In [1]:
import json
import numpy as np
import pandas as pd

from cedenar_anomalies.utils.paths import (
    data_processed_dir,
    data_raw_dir,
    reports_dir
)

In [2]:
# === Archivos de entrada ===
API_JSON_PATH = data_raw_dir("api_result.json")
MAPPING_JSON_PATH = data_raw_dir("category_mappings_anomaly_ext.json")
OUTPUT_CSV_PATH = data_processed_dir("output_datos_filtrados.csv")

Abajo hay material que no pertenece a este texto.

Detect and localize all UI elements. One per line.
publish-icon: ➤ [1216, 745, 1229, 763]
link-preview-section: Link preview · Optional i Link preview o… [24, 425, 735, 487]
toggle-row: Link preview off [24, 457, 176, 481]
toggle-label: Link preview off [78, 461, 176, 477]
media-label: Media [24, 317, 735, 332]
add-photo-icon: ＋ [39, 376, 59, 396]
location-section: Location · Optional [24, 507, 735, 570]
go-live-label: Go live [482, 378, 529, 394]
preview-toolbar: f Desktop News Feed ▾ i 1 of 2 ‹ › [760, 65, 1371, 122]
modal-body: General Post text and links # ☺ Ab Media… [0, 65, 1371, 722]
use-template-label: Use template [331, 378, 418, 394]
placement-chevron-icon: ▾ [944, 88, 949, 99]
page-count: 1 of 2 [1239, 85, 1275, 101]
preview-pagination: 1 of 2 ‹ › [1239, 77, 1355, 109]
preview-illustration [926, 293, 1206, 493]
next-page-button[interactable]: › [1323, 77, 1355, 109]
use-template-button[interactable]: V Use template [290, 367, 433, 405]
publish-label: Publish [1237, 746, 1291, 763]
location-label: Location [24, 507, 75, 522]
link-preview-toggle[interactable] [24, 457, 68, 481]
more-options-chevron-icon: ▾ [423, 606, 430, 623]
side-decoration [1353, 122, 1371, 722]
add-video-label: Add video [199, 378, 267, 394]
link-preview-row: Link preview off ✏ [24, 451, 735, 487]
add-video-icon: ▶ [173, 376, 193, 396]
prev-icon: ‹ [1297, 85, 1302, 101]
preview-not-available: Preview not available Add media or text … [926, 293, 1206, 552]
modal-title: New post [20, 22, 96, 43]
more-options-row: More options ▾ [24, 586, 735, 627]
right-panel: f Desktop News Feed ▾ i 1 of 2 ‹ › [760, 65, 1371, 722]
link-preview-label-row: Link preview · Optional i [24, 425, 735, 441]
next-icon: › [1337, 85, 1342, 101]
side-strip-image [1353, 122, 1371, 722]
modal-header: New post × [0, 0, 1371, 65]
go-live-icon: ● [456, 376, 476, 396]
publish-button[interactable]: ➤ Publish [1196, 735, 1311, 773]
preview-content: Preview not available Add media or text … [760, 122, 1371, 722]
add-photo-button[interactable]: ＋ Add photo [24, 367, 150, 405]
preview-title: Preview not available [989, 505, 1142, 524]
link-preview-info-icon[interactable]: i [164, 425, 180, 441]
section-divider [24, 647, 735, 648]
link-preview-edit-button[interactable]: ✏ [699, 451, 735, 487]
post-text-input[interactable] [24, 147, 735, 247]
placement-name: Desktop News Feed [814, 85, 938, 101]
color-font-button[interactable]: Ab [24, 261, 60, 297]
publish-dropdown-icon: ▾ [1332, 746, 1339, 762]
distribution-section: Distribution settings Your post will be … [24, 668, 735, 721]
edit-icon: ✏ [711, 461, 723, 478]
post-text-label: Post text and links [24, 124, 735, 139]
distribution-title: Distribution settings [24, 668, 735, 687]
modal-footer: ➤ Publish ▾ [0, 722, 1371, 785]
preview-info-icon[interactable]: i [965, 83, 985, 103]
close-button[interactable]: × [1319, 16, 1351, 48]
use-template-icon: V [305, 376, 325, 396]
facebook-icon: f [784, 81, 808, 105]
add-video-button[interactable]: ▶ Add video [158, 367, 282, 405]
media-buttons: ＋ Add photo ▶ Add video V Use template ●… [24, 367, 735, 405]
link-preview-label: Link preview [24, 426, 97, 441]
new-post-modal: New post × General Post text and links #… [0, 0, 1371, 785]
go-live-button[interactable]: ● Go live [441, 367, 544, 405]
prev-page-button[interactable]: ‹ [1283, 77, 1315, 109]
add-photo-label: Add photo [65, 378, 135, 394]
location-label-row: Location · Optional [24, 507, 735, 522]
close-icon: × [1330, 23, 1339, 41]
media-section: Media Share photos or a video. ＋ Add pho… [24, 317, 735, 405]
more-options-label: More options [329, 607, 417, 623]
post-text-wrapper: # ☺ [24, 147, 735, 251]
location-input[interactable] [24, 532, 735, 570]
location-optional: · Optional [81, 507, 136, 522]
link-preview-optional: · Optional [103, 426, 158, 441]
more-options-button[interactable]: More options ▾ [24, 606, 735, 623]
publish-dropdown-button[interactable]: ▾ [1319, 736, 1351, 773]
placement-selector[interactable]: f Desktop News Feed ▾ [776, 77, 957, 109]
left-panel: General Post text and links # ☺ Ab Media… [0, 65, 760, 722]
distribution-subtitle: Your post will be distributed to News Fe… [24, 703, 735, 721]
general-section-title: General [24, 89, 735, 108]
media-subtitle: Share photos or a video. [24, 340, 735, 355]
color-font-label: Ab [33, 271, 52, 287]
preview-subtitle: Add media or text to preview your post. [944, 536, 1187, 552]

# === Columnas requeridas ===
columns_to_keep = [
    "AREA", "item_288", "odt", "orden", "PLAN_COMERCIAL", "Descripcion",
    "reincidente", "Anomalia_conf", "ZONA", "año", "LATI_USU", "LONG_USU", "NIVEL",
    "item_68", "item_74", "item_237", "item_248", "item_597", "item_602", "item_108",
    "item_43", "item_603", "item_599", "item_35", "item_598", "item_33", "item_601",
    "item_24", "item_23"
]


In [3]:
# === Cargar datos ===
with open(API_JSON_PATH, "r", encoding="utf-8") as f:
    raw_data = json.load(f)

with open(MAPPING_JSON_PATH, "r", encoding="utf-8") as f:
    mappings = json.load(f)

In [None]:
# === Procesamiento ===
data = []

for record in raw_data:
    new_record = {}

    # Renombrar claves numéricas a formato item_xxx
    for k, v in record.items():
        if k.isdigit():
            new_record[f"item_{k}"] = v
        else:
            new_record[k] = v

    # === Extraer latitud y longitud si existe item_118 ===
    if "item_118" in new_record and isinstance(new_record["item_118"], str):
        parts = new_record["item_118"].split(",")
        if len(parts) == 2:
            new_record["LATI_USU"] = parts[0].strip()
            new_record["LONG_USU"] = parts[1].strip()
        else:
            new_record["LATI_USU"] = None
            new_record["LONG_USU"] = None
    else:
        new_record["LATI_USU"] = None
        new_record["LONG_USU"] = None

    # === Extraer año de item_293 si posible ===
    if "item_293" in new_record:
        try:
            new_record["año"] = pd.to_datetime(new_record["item_293"], dayfirst=True).year
        except Exception:
            new_record["año"] = None
    else:
        new_record["año"] = None

    # === Asignar campos personalizados ===
    new_record["odt"] = record.get("288", None)
    new_record["orden"] = record.get("287", None)
    new_record["Descripcion"] = record.get("62", None)
    new_record["ZONA"] = record.get("1", None)
    new_record["AREA"] = record.get("169", None)  # sin mapeo por ahora

    # PLAN_COMERCIAL con mapeo
    new_record["PLAN_COMERCIAL"] = mappings.get("PLAN_COMERCIAL", {}).get(record.get("14", ""), None)

    # Otros campos no mapeados aún
    new_record["reincidente"] = None
    new_record["Anomalia_conf"] = None
    # new_record["NIVEL"] = new_record.get("item_132", None)

    data.append(new_record)


In [None]:
# === Crear DataFrame y filtrar columnas ===
df = pd.DataFrame(data)

# Agregar columnas faltantes con valores None
for col in columns_to_keep:
    if col not in df.columns:
        df[col] = None

df_final = df[columns_to_keep]


In [None]:
# === Guardar CSV ===
df_final.to_csv(OUTPUT_CSV_PATH, index=False, encoding="utf-8")
print(f"CSV generado: {OUTPUT_CSV_PATH}")